From an excerpt from Steve Lenius’s book Life, Leather and the Pursuit of Happiness:
In the first part of the presentation, Bienvenu described SM practices of the nineteenth century and how SM practices changed in the early twentieth century. Nineteenth-century SM imagery was built around “soft,” essentially feminine materials such as silk, lace and fur. Participants in SM scenes either wore everyday clothes or were nude.
Nineteenth-century SM implements were simple, natural and uncomplicated—canes, switches, whips or birch rods. SM practices of the time were narrowly focused (on the buttocks, for example), ritualistic and predictable (starting with ritualistically exposing the buttocks), and endlessly repetitive (flagellating the buttocks, then flagellating them some more). Creativity and spontaneity were not the objects of nineteenth-century SM.
By the 1920s, SM had changed to a predominantly “hard,” masculine aesthetic. SM imagery of the time revolved around polished leather, latex and metals. When SM participants in the images shown by Bienvenu wore anything, it tended to be specialized fetish attire, following an aesthetic that came to be known as “bizarre.” Photographic backgrounds were urban and industrial.

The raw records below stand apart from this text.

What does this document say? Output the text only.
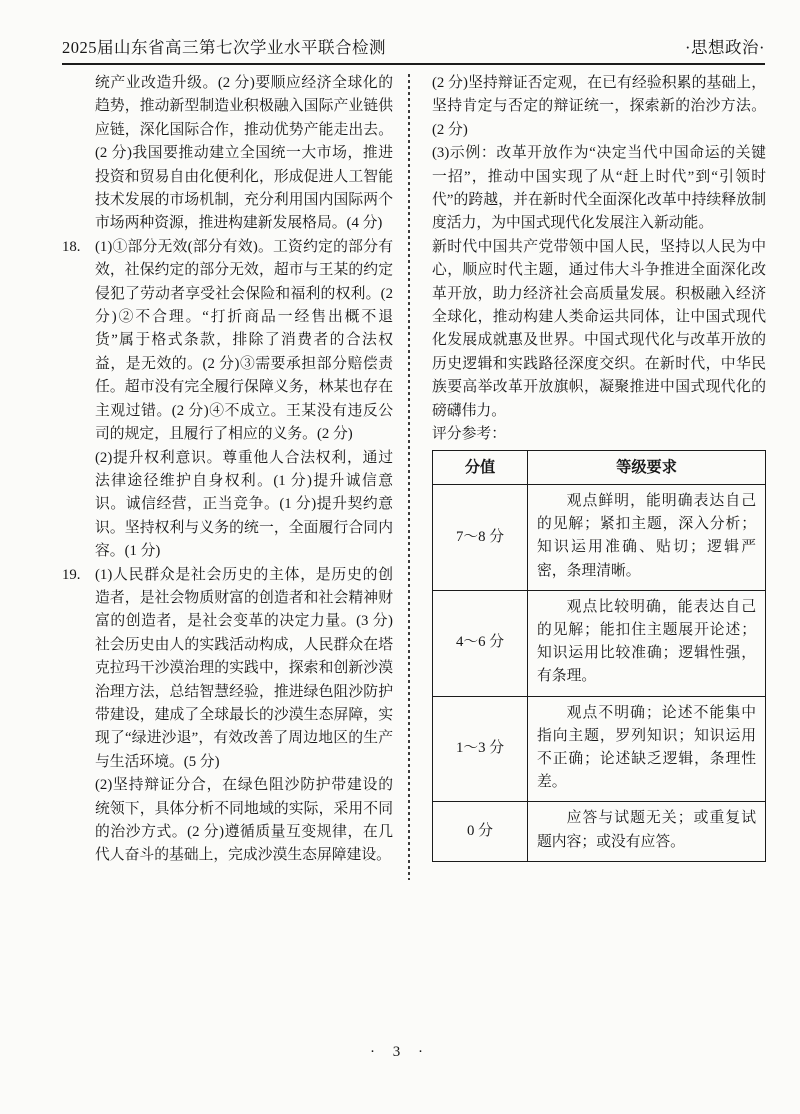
2025届山东省高三第七次学业水平联合检测	·思想政治·

统产业改造升级。(2 分)要顺应经济全球化的趋势，推动新型制造业积极融入国际产业链供应链，深化国际合作，推动优势产能走出去。(2 分)我国要推动建立全国统一大市场，推进投资和贸易自由化便利化，形成促进人工智能技术发展的市场机制，充分利用国内国际两个市场两种资源，推进构建新发展格局。(4 分)

18. (1)①部分无效(部分有效)。工资约定的部分有效，社保约定的部分无效，超市与王某的约定侵犯了劳动者享受社会保险和福利的权利。(2 分)②不合理。“打折商品一经售出概不退货”属于格式条款，排除了消费者的合法权益，是无效的。(2 分)③需要承担部分赔偿责任。超市没有完全履行保障义务，林某也存在主观过错。(2 分)④不成立。王某没有违反公司的规定，且履行了相应的义务。(2 分)

(2)提升权利意识。尊重他人合法权利，通过法律途径维护自身权利。(1 分)提升诚信意识。诚信经营，正当竞争。(1 分)提升契约意识。坚持权利与义务的统一，全面履行合同内容。(1 分)

19. (1)人民群众是社会历史的主体，是历史的创造者，是社会物质财富的创造者和社会精神财富的创造者，是社会变革的决定力量。(3 分)社会历史由人的实践活动构成，人民群众在塔克拉玛干沙漠治理的实践中，探索和创新沙漠治理方法，总结智慧经验，推进绿色阻沙防护带建设，建成了全球最长的沙漠生态屏障，实现了“绿进沙退”，有效改善了周边地区的生产与生活环境。(5 分)

(2)坚持辩证分合，在绿色阻沙防护带建设的统领下，具体分析不同地域的实际，采用不同的治沙方式。(2 分)遵循质量互变规律，在几代人奋斗的基础上，完成沙漠生态屏障建设。

(2 分)坚持辩证否定观，在已有经验积累的基础上，坚持肯定与否定的辩证统一，探索新的治沙方法。(2 分)

(3)示例：改革开放作为“决定当代中国命运的关键一招”，推动中国实现了从“赶上时代”到“引领时代”的跨越，并在新时代全面深化改革中持续释放制度活力，为中国式现代化发展注入新动能。

新时代中国共产党带领中国人民，坚持以人民为中心，顺应时代主题，通过伟大斗争推进全面深化改革开放，助力经济社会高质量发展。积极融入经济全球化，推动构建人类命运共同体，让中国式现代化发展成就惠及世界。中国式现代化与改革开放的历史逻辑和实践路径深度交织。在新时代，中华民族要高举改革开放旗帜，凝聚推进中国式现代化的磅礴伟力。

评分参考：

分值	等级要求
7～8 分	观点鲜明，能明确表达自己的见解；紧扣主题，深入分析；知识运用准确、贴切；逻辑严密，条理清晰。
4～6 分	观点比较明确，能表达自己的见解；能扣住主题展开论述；知识运用比较准确；逻辑性强，有条理。
1～3 分	观点不明确；论述不能集中指向主题，罗列知识；知识运用不正确；论述缺乏逻辑，条理性差。
0 分	应答与试题无关；或重复试题内容；或没有应答。
· 3 ·
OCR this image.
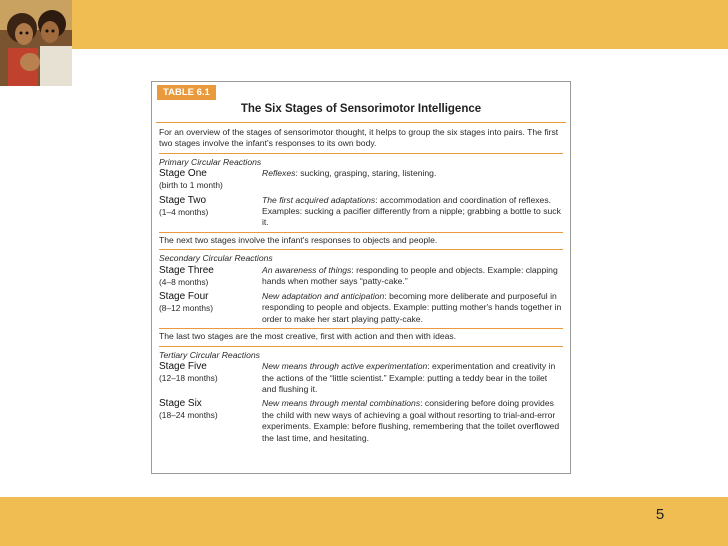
TABLE 6.1
The Six Stages of Sensorimotor Intelligence
For an overview of the stages of sensorimotor thought, it helps to group the six stages into pairs. The first two stages involve the infant's responses to its own body.
Primary Circular Reactions
Stage One
(birth to 1 month)
Reflexes: sucking, grasping, staring, listening.
Stage Two
(1–4 months)
The first acquired adaptations: accommodation and coordination of reflexes. Examples: sucking a pacifier differently from a nipple; grabbing a bottle to suck it.
The next two stages involve the infant's responses to objects and people.
Secondary Circular Reactions
Stage Three
(4–8 months)
An awareness of things: responding to people and objects. Example: clapping hands when mother says “patty-cake.”
Stage Four
(8–12 months)
New adaptation and anticipation: becoming more deliberate and purposeful in responding to people and objects. Example: putting mother's hands together in order to make her start playing patty-cake.
The last two stages are the most creative, first with action and then with ideas.
Tertiary Circular Reactions
Stage Five
(12–18 months)
New means through active experimentation: experimentation and creativity in the actions of the “little scientist.” Example: putting a teddy bear in the toilet and flushing it.
Stage Six
(18–24 months)
New means through mental combinations: considering before doing provides the child with new ways of achieving a goal without resorting to trial-and-error experiments. Example: before flushing, remembering that the toilet overflowed the last time, and hesitating.
5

SM implements and situations showed a broadened focus and increasing creativity, ingenuity, spontaneity, complexity and unpredictability.
I can think of a few counter examples to Beinvenu’s classification: blood-letting seemed to have been a common practice in 19th century brothels, for instance. Still, I think there might be something to this; for example, is black leather as the default BDSM fashion choice something inherited from the post-war Leatherman culture, and not a feature of pre-WWII BDSM culture? I’m slowly working through the collection of John Willie’s Bizarre magazine, and there are plenty of mentions of rubber, but little of leather.